In all three, the tech has expanded the recommended action set unilaterally. The analyst’s scope of action gets quietly broader; the analyst’s no gets quietly overridden. Evidence is being treated as a to-do list.

The cardinal mistake, named and worst class

Acting on context is second-guessing in the disguise of being thorough. Adding actions beyond the Recommendation is the common shape. Skipping actions the Recommendation lists, because the Evidence suggests a different vector matters more, is the worst class. The analyst-prescribed remediation doesn’t happen, and the misuse of Evidence as decision input gets all the way to a real exposure.

Why the SOC writes it this way

The split is deliberate. The analyst is making explicit trade-offs you don’t see: actions they considered and rejected (often for customer-context reasons), actions they’re confident enough about to recommend, and information that you might need for client comms or your own context. By keeping the Recommendation tight, the SOC narrows the action space to what has been weighed and approved. By keeping the Evidence detailed, the SOC gives you the information you need to talk about the incident without expanding the action you take on it.

If the Recommendation feels too narrow, that is the surface for a clarifying reply. The SOC will usually either expand the Recommendation (when convinced by the new context) or explain why they kept it where they did. A senior reviewing your ticket who asks why did you also do X? when X isn’t in the Recommendation is using the polite framing of you crossed the line; documenting that you reached for X based on the Evidence is documenting the mistake.

A worked OAuth grant

A High-severity ITDR Incident Report lands. User: bob@example.com. Summary: malicious inbox rule created during a session originating from a new country, forwarding mail with invoice in the subject to an external address. Evidence: full sign-in history (three suspicious logins over two days), the inbox rule details, a list of forwarded messages, a screenshot of an OAuth grant Bob added to a third-party app the day before the rule was created. Recommendation: revoke sessions, reset password and MFA, remove the malicious inbox rule. The OAuth grant is mentioned in the Evidence but not in the Recommendation.

The OAuth grant goes through the test. Is it in the Recommendation? No. But the Evidence supports revoking it. The “but” is the smell. The analyst saw the grant, considered it, decided not to recommend revoking it. The right move is: execute the Recommendation as written; reply to the analyst with Evidence shows an OAuth grant added the day before, is that part of the compromise or separate? Should it be revoked as part of this response? The analyst will either expand the Recommendation or confirm separation.

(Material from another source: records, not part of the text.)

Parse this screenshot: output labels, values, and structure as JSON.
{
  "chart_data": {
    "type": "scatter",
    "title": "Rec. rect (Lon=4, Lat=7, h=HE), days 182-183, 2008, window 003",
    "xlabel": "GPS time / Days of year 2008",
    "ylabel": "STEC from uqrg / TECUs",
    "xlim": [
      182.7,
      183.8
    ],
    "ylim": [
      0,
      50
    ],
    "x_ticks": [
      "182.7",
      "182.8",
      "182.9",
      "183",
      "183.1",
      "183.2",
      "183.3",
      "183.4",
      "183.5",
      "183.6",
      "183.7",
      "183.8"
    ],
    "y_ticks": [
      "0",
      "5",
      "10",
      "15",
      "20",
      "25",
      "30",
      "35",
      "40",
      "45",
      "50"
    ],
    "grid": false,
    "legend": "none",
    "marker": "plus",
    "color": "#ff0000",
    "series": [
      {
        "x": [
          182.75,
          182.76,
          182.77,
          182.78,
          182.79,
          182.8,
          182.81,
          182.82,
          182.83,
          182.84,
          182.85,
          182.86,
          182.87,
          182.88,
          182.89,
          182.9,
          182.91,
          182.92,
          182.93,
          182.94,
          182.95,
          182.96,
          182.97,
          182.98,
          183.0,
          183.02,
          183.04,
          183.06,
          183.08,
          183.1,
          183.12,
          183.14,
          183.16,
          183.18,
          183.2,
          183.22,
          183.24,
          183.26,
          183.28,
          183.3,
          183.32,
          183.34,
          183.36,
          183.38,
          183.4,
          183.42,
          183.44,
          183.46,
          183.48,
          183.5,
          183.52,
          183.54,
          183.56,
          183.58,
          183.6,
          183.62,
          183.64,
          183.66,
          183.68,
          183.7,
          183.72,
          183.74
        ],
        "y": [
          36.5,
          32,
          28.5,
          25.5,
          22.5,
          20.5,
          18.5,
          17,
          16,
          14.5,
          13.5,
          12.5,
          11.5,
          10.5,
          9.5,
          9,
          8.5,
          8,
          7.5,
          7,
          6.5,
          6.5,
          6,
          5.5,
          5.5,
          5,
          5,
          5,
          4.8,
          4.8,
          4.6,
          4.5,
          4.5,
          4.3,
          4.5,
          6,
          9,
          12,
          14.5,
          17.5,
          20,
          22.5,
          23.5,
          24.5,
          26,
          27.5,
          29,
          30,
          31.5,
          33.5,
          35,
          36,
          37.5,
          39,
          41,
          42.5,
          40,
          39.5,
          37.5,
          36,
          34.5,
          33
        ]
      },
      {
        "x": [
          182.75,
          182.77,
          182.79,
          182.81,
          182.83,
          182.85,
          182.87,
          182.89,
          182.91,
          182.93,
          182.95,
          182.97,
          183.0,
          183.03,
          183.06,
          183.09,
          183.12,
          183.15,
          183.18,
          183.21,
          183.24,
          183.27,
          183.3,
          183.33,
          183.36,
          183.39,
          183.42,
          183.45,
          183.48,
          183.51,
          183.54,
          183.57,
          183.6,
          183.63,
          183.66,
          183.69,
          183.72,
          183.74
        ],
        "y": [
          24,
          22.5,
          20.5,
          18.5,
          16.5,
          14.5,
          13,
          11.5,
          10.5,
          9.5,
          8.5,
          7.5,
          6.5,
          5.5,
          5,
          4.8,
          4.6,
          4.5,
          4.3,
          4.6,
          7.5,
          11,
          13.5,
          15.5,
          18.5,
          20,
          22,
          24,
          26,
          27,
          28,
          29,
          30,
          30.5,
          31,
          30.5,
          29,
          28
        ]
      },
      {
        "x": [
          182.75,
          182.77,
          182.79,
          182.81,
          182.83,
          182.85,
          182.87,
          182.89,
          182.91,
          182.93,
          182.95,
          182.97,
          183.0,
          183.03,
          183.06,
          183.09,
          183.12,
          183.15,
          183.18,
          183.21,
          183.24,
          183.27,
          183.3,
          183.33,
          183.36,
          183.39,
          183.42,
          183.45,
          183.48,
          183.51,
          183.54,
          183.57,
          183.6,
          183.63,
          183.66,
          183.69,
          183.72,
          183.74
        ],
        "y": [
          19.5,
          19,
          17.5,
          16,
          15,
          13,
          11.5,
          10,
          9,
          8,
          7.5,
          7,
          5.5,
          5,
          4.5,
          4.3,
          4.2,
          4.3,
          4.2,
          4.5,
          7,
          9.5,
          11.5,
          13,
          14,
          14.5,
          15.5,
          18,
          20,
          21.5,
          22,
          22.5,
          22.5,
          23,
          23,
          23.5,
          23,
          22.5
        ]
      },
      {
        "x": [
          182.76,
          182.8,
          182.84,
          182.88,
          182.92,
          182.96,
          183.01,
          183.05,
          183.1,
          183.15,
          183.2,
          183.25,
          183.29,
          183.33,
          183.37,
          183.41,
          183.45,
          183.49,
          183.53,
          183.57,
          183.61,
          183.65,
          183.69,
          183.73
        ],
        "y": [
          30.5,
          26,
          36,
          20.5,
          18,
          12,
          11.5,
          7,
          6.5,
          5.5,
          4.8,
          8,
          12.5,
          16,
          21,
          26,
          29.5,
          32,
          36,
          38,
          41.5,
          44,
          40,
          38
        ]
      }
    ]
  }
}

When the analyst replies OAuth grant is to a legitimate accounting plugin Bob’s team rolled out last week, not part of the compromise, proceed with the Recommendation as written, you proceed and you note their answer for client comms. Revoking the grant anyway, to be safe, is the rationalisation the cardinal mistake uses.

What to do with this

On every incident, run the test before doing anything: did the analyst say to do this, in the Recommendation? If yes, proceed. If no, stop. Read the next lesson and the rest of the course with this question always loaded; every action you take on a Huntress ticket gets it.